All he could do on Monday was cry. And all I could do was hold him, help him understand that camp is coming next week and try to remember that it's ok.
I am not a failure as a mom because my boy would rather be at school. It's taken me awhile to be alright with that fact that I am "at home" with my kids but that I have a 3 year-old in school five mornings a week. To know that I am not abdicating responsibility. To be comfortable in the knowledge that I am actually doing the absolute best I can to give him what he needs in all his challenges and gifts.
On Tuesday he came home sad again. And I knew that we needed to go to his happy place.

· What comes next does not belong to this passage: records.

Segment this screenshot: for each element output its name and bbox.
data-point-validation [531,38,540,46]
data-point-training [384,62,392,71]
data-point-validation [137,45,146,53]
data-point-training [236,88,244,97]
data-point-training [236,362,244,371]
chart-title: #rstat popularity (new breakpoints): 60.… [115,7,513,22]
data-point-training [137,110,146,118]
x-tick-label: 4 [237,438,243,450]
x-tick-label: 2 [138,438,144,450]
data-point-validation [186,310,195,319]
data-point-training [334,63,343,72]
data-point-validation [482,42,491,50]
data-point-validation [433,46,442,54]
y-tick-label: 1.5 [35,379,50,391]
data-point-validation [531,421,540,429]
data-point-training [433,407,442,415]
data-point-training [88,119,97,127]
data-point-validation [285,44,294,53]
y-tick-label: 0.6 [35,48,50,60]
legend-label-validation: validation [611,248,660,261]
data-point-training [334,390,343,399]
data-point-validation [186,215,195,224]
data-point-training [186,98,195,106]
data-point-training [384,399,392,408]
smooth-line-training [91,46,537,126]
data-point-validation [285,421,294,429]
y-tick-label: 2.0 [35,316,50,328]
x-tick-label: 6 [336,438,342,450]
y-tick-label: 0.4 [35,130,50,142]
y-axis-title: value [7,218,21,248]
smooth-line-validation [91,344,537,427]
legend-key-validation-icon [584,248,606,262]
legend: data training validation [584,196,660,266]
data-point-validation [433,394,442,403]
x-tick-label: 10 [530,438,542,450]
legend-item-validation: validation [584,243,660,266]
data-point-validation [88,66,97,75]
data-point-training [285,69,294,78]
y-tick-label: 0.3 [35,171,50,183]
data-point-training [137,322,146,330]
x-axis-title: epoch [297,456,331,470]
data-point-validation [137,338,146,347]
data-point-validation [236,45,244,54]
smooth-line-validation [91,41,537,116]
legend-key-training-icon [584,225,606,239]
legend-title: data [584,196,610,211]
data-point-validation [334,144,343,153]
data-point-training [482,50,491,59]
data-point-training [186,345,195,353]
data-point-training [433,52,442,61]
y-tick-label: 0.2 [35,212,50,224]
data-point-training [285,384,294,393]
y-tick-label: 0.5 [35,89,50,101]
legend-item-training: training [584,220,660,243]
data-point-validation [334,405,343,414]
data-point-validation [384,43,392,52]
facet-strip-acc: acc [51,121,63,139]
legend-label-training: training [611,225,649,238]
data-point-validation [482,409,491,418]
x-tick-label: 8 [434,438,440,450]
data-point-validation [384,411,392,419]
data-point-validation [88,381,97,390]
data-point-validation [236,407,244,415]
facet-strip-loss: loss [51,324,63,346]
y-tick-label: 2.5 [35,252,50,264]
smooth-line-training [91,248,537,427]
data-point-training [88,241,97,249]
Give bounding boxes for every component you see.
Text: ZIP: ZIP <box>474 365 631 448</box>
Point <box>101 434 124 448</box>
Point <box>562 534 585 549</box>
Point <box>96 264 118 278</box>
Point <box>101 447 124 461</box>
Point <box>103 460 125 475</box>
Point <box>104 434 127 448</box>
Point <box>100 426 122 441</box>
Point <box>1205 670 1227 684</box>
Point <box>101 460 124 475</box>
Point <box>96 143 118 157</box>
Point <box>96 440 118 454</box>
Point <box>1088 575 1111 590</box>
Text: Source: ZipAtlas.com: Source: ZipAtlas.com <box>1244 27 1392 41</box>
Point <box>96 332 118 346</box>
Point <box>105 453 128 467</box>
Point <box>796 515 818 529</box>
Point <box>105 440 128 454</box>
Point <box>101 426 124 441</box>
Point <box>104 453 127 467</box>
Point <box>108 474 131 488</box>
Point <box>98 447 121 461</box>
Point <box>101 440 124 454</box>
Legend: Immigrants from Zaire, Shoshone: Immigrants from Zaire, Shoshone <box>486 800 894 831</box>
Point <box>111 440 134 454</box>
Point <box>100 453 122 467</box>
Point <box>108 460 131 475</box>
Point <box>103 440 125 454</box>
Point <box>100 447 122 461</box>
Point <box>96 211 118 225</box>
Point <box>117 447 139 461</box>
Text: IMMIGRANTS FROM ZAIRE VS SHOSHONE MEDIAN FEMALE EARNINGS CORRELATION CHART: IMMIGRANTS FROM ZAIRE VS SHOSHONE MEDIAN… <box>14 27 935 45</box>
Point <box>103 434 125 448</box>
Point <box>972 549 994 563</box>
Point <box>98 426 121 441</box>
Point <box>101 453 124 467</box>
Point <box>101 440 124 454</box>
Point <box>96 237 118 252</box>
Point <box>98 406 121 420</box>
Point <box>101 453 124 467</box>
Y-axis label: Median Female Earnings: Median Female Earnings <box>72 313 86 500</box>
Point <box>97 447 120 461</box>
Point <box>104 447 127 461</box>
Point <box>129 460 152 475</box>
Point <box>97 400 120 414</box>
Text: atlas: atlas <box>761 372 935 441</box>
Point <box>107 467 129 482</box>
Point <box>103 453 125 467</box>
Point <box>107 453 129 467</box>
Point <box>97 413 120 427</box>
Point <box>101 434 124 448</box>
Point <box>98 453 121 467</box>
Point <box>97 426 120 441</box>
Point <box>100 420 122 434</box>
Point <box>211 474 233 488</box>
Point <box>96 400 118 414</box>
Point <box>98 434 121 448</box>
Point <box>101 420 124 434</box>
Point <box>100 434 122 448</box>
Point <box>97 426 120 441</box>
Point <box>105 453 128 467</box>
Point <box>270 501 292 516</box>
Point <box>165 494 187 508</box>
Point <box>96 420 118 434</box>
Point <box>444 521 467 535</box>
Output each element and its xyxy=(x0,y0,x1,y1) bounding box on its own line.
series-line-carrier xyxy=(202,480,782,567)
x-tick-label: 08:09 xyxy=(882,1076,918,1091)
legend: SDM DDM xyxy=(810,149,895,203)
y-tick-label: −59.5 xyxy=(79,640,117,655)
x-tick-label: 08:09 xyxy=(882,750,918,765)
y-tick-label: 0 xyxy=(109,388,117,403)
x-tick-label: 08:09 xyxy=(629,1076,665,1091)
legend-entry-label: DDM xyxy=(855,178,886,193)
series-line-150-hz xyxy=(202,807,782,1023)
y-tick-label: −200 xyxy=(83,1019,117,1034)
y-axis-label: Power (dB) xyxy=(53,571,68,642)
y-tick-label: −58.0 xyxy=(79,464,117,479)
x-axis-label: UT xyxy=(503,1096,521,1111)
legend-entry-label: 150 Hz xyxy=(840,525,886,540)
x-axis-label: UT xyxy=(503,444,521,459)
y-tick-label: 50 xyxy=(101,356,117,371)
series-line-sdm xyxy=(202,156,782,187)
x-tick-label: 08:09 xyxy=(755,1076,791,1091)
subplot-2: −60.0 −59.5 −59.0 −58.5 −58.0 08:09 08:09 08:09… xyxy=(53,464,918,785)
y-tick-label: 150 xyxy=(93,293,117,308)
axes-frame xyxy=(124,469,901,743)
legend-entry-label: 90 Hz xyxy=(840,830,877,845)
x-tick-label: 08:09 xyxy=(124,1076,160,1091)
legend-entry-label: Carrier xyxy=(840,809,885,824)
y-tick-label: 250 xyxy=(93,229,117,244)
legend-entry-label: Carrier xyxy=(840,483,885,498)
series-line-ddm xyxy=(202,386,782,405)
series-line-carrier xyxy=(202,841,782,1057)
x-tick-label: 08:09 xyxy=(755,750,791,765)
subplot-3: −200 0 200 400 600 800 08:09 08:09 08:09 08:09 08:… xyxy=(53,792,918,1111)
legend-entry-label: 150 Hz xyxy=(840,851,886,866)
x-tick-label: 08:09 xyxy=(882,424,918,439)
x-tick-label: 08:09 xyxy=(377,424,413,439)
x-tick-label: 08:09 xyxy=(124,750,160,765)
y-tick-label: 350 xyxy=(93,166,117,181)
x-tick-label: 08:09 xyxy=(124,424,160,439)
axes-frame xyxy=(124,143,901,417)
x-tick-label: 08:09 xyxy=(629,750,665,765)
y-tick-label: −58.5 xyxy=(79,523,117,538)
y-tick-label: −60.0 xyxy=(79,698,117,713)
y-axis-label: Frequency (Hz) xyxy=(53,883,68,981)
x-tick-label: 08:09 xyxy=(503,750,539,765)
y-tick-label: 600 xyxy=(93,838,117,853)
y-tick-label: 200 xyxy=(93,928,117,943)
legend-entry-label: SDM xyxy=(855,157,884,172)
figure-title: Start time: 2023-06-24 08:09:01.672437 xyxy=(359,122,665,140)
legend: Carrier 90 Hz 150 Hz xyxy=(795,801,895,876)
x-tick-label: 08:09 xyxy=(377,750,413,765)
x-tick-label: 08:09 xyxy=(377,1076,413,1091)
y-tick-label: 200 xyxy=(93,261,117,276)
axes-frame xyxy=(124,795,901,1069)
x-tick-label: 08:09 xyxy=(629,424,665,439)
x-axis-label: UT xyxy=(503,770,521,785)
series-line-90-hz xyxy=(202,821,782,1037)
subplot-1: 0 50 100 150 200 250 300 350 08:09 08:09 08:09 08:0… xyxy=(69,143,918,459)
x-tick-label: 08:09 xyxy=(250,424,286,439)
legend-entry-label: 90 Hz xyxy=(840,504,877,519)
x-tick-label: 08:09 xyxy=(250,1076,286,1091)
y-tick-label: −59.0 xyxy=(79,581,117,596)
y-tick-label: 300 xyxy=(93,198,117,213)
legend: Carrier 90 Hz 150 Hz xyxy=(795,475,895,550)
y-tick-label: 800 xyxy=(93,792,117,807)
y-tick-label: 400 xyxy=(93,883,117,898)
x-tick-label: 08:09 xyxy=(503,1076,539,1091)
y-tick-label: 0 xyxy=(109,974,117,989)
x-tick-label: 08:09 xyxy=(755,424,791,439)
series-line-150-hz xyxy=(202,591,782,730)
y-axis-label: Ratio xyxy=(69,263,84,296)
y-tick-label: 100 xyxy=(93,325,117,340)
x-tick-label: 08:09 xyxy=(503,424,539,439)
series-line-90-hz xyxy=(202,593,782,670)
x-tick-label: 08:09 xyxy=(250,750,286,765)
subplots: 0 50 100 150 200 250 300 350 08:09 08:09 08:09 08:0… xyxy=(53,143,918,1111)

So, after nap, we skipped swim practice and went to Target. Yes, Target is my 3 year-old's happy place. He picked out end of year gifts for his teachers. (And those who know him well will be unsurprised to learn that he chose to give them new water bottles.) We headed to Kid-to-Kid next because he had outgrown yet another pair of shoes and really wanted some new red sneakers. That kid scored some red and white Jordans for 8 bucks. He wore them out of the store, charged home, colored his teachers some pictures and wrote them notes. His smile was back.
All these rituals. The gifts, the notes...even the buying of new shoes for the summer. They were comforting to him. Things he could do, even at 3, to process saying goodbye. To think about what the summer will hold for him.
And that next morning when he went to school? That child sprinted in wearing his new kicks, hugged the administrators on the way and tackled his teachers with his gifts.
And they know him so well.
"Look at your new shoes! Those are amazing! Did you find those at Kid-to-Kid?"
"I did, I did!"
When I left, there was a little less sadness. A little less clinging. A little less panic.
Will the next few weeks be hard around here?
It's ok, though. We are ready.
We are armed with our social story full of pictures of his camp. We have our visual calendar we will do every morning and night. We have our theri-putty and our trampoline. We have our "sensory diet" and our "no drama discipline" to meet him where he is each morning.
Most of all, we have hugs. Tears are ok. Saying goodbye is hard. I want him to know that it's ok to be sad. That it's fine for him as a boy and one day as a man to FEEL. To be unashamedly who he is in all his chaotic and beautiful and emotional glory.